La posta in gioco vale molto più delle formule, delle sigle, delle stesse molte buone ragioni che potremmo accampare per la continuità (dei ruoli personali e di quelli collettivi).

Ma in una situazione come questa, di cosa dobbiamo avere paura ormai se non della nostra paura?

L’unica duplice via di futuro è da un lato quella di una rigenerazione radicale dei soggetti politici del Centro Sinistra Autonomista( facciamolo questo salto, con coraggio, generosità e coerenza rispetto al nostro definirci tutti “autonomisti e territoriali”: chi è già pronto lo formalizzi e chi ha bisogno di tempo lo annunci come obbiettivo) e dall’altro quella di un investimento non tattico su una nuova Alleanza.

Diamo priorità ai valori rispetto alle forme. Al futuro da costruire, rispetto ad un passato che va orgogliosamente rivendicato (perché non partiamo da zero) ma che non può diventare una gabbia che uccide il futuro.

Forse potremo incontrare così tante energie positive che oggi sono fuori dai perimetri dei partiti e che potranno portare il loro contributo ad una nuova stagione di “anomalia trentina”.

Senza nessuna abiura ma anche senza nessuna pretesa di mero “inglobamento”.

Servono però nuovi architetti e operai nel cantiere; un progetto chiaro; una guida che si ponga al servizio e abbia la fiducia di tutti.

Vecchi e nuovi partner di questa Alleanza, che dovrebbe essere qualcosa di diverso e di più di quella attuale, non qualcosa di meno, si ritrovino presto e provino, con sincerità e lealtà reciproca, a identificare - senza pregiudizi e senza pretese - il candidato Presidente più condiviso, credibile e competitivo possibile.

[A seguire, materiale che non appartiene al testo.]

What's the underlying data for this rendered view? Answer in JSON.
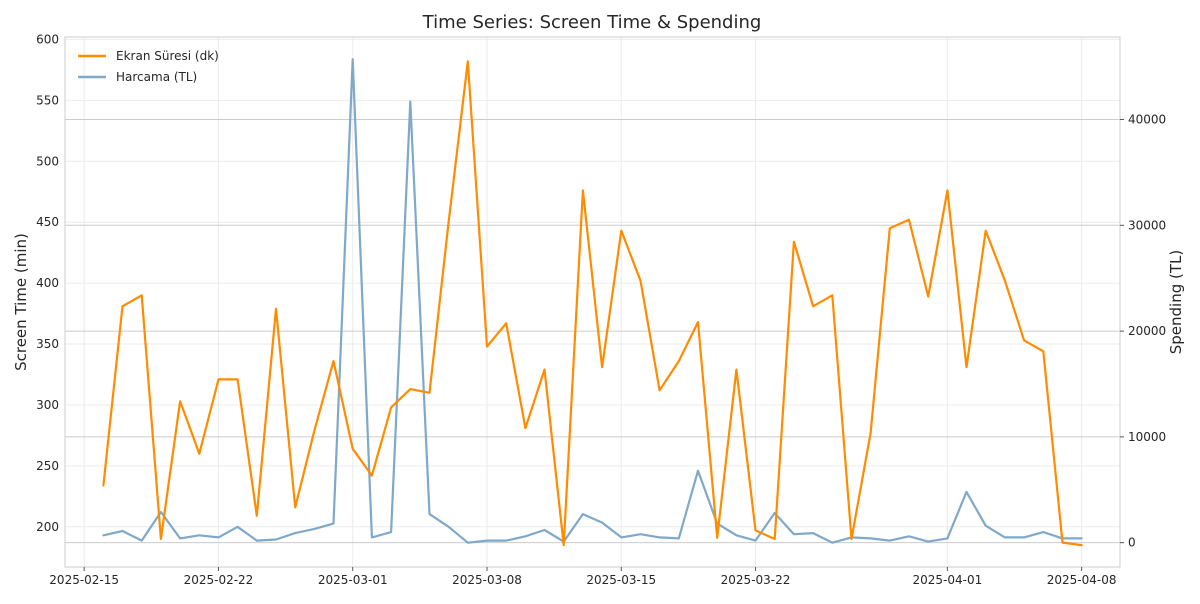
{
  "chart_data": {
    "type": "line",
    "title": "Time Series: Screen Time & Spending",
    "xlabel": "",
    "ylabel_left": "Screen Time (min)",
    "ylabel_right": "Spending (TL)",
    "x_start": "2025-02-16",
    "x_ticks": [
      "2025-02-15",
      "2025-02-22",
      "2025-03-01",
      "2025-03-08",
      "2025-03-15",
      "2025-03-22",
      "2025-04-01",
      "2025-04-08"
    ],
    "xlim": [
      "2025-02-14",
      "2025-04-10"
    ],
    "ylim_left": [
      167,
      602
    ],
    "ylim_right": [
      -2300,
      47800
    ],
    "y_ticks_left": [
      200,
      250,
      300,
      350,
      400,
      450,
      500,
      550,
      600
    ],
    "y_ticks_right": [
      0,
      10000,
      20000,
      30000,
      40000
    ],
    "grid": true,
    "legend_position": "top-left",
    "series": [
      {
        "name": "Ekran Süresi (dk)",
        "axis": "left",
        "color": "#ff8c00",
        "values": [
          234,
          381,
          390,
          190,
          303,
          260,
          321,
          321,
          209,
          379,
          216,
          279,
          336,
          264,
          242,
          298,
          313,
          310,
          450,
          582,
          348,
          367,
          281,
          329,
          185,
          476,
          331,
          443,
          402,
          312,
          336,
          368,
          191,
          329,
          197,
          190,
          434,
          381,
          390,
          190,
          277,
          445,
          452,
          389,
          476,
          331,
          443,
          402,
          353,
          344,
          187,
          185
        ]
      },
      {
        "name": "Harcama (TL)",
        "axis": "right",
        "color": "#7fa8c9",
        "values": [
          700,
          1100,
          200,
          2900,
          400,
          700,
          500,
          1500,
          200,
          300,
          900,
          1300,
          1800,
          45700,
          500,
          1000,
          41700,
          2700,
          1500,
          0,
          200,
          200,
          600,
          1200,
          100,
          2700,
          1900,
          500,
          800,
          500,
          400,
          6800,
          1800,
          700,
          200,
          2800,
          800,
          900,
          0,
          500,
          400,
          200,
          600,
          100,
          400,
          4800,
          1600,
          500,
          500,
          1000,
          400,
          400
        ]
      }
    ]
  }
}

Tenendo conto, peraltro, che questa non è operazione che si possa giocare dentro campo esclusivo dei rapporti tra consiglieri provinciali e membri della Giunta.

Nomi autorevoli sono stati fatti; altri possono uscire dal confronto. Non è mai troppo tardi. Un punto di caduta positivo - che dia il senso del solco nel quale ci si mantiene ed anche il segnale essenziale di una innovazione - non può e non deve essere impossibile.

Sempre che i punti uno e due sopra ricordati non vengano considerati meno che niente rispetto alle tattiche di posizionamento, alla rassegnazione o alla pretesa di conferme “senza se e senza ma”.